Some molecules are considered very dangerous because they present significant fire and explosion hazards. Some grades incorporate a phlegmator. It is generally recommended to store peroxides separately to avoid any reaction with other molecules.
Uses
Analysis parameter in the food industry
In the food industry it is used as a parameter to measure the quality of oils and fats, which are susceptible to becoming rancid or decomposing, using the technique of measuring the peroxide index (or peroxidation index); peroxidation being one of the causes that causes rejectable characteristics in the quality of food (such as oils, among others).
Chemical applications
Likewise, the applications of peroxides are very versatile (from the hairdresser's where they are used in dyes to lighten hair to rocket fuel).
In the chemical industry they are used to obtain epoxides, in various oxidation reactions, as initiators of radical reactions, for example, to harden polyesters or in the manufacture of glycerol from hydroxypropene alcohol.
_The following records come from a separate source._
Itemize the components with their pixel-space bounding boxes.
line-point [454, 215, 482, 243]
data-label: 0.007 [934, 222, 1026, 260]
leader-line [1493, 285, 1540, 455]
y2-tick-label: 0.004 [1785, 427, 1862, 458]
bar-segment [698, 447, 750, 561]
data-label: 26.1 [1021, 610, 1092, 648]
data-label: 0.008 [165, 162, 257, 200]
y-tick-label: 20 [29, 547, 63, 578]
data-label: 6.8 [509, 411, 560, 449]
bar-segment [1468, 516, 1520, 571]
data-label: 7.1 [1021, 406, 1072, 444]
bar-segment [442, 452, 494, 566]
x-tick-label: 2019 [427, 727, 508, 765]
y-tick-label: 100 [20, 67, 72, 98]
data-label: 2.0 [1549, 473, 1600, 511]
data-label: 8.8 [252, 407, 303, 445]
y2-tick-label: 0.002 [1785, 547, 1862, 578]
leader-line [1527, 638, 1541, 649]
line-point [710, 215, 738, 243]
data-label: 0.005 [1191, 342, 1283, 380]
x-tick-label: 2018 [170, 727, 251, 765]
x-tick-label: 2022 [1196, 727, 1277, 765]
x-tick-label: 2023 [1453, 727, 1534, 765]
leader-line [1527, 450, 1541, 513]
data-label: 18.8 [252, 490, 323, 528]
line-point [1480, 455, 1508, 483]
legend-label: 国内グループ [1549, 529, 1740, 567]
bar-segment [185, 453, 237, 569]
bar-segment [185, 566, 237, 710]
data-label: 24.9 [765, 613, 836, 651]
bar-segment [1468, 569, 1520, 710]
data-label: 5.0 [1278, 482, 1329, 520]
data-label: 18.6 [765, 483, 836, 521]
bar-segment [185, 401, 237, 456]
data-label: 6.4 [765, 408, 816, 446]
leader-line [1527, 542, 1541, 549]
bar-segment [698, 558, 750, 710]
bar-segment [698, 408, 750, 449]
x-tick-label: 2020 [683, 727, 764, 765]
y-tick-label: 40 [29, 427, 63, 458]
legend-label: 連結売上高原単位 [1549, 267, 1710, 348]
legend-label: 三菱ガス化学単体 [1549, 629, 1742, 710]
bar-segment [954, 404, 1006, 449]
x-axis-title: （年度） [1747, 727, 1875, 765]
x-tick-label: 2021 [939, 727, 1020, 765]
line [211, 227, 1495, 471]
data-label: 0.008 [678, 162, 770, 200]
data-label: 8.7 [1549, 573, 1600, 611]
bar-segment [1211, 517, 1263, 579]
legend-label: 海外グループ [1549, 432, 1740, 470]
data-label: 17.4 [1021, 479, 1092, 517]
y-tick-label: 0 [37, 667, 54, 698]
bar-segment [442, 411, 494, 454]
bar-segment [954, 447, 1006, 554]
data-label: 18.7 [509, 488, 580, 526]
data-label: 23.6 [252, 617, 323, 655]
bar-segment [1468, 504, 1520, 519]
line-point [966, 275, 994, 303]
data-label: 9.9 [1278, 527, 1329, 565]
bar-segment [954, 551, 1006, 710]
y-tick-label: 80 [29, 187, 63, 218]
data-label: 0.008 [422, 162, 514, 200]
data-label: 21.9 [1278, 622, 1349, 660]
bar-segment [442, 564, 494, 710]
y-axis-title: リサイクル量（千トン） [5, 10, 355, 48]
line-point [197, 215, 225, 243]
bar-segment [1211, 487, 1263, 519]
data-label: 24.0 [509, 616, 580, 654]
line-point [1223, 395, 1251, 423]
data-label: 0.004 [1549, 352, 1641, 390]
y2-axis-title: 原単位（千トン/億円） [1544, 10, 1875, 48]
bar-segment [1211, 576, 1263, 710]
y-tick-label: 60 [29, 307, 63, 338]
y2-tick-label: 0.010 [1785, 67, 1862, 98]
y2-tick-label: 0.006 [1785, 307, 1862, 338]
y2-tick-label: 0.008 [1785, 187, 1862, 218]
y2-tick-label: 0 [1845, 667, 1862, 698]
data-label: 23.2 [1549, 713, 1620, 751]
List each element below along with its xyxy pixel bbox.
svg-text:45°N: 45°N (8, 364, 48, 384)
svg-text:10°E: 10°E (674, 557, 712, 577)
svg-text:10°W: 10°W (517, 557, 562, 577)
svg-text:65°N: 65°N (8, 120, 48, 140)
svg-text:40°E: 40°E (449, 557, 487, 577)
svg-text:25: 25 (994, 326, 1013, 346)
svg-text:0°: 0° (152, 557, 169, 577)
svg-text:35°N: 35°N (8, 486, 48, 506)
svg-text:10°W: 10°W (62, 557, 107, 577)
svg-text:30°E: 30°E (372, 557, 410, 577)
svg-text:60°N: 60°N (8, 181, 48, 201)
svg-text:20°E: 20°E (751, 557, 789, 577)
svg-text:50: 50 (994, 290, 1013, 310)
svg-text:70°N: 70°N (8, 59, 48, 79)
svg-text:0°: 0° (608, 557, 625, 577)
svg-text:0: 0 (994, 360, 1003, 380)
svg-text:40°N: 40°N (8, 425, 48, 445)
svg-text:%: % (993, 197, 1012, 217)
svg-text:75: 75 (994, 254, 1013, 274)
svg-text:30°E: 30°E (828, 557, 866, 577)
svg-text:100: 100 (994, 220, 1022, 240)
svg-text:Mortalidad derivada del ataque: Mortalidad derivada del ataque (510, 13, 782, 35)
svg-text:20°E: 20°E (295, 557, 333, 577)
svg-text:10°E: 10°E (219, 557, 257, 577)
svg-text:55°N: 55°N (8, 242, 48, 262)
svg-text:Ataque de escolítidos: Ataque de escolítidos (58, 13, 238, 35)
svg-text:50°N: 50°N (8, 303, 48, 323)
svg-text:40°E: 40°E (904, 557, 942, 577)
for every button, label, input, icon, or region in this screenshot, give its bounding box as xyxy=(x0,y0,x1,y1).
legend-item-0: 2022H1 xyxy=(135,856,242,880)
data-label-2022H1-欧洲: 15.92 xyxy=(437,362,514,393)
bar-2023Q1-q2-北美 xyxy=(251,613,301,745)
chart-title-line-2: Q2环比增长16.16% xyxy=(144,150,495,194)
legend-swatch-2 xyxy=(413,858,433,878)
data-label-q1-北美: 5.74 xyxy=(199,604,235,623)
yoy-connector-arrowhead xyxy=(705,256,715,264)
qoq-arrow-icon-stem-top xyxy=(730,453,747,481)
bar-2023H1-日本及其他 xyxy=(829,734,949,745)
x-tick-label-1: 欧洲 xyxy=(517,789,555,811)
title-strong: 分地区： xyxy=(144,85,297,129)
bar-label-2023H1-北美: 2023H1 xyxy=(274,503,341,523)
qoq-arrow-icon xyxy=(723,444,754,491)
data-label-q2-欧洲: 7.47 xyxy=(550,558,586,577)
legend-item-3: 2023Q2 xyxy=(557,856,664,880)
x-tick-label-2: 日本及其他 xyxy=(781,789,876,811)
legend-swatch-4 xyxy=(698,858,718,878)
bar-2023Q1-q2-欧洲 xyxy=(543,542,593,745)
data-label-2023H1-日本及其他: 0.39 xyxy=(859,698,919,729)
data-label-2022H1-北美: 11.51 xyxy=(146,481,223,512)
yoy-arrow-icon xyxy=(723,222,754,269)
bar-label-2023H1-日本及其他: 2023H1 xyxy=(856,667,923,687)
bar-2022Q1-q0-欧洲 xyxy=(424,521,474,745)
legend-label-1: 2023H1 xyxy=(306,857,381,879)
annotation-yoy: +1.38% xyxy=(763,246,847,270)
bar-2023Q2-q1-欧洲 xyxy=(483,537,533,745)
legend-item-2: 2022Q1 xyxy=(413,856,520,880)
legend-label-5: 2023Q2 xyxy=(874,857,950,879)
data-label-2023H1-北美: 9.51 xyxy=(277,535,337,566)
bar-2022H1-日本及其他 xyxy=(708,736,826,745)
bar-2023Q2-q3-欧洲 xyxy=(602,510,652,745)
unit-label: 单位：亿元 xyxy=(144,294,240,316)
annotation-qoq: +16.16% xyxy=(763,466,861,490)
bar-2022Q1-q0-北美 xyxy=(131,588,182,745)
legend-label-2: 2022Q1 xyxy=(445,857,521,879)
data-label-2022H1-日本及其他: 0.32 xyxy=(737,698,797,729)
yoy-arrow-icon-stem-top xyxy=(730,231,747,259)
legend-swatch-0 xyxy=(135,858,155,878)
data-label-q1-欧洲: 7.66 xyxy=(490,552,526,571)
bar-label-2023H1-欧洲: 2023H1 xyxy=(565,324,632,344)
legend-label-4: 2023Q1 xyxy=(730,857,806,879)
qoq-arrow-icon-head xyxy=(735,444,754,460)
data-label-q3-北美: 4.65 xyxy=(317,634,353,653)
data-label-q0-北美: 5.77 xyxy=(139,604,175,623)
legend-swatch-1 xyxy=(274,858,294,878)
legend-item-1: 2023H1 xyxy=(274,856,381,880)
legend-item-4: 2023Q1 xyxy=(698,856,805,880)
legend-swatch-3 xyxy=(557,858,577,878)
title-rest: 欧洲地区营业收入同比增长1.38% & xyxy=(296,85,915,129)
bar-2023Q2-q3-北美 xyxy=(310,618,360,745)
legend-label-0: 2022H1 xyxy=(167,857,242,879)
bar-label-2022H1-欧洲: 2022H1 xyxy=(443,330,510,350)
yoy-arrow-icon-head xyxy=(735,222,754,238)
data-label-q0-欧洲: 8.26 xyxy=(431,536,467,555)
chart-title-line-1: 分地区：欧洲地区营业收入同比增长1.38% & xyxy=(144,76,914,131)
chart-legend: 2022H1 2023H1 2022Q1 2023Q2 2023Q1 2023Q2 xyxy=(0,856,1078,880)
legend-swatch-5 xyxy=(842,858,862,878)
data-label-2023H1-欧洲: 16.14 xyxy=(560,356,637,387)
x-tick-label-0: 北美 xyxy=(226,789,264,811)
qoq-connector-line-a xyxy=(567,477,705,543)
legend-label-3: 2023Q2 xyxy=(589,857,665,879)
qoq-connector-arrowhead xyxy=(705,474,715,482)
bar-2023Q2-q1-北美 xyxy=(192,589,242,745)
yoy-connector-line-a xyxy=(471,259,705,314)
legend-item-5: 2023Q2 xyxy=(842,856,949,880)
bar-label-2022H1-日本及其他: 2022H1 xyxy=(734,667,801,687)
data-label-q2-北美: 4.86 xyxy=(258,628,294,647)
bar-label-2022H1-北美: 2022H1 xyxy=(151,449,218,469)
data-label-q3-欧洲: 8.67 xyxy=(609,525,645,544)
Peroxy-trifluoroacetic acid (F3C–C(=O)–O–O–H) is a very powerful disinfectant and is used as such in the pharmaceutical industry. In dentistry it is used for teeth whitening, either applied in gel or in strips impregnated with peroxide in concentrations of 9%, 16% and 25%.
Oxidation state
The oxidation state of oxygen in peroxide groups is -1
Analytics
Peroxides give an orange coloration with solutions of titanium oxide in concentrated sulfuric acid.
With potassium dichromate they form blue chromium (VI) peroxide that can be extracted with ethyl ether.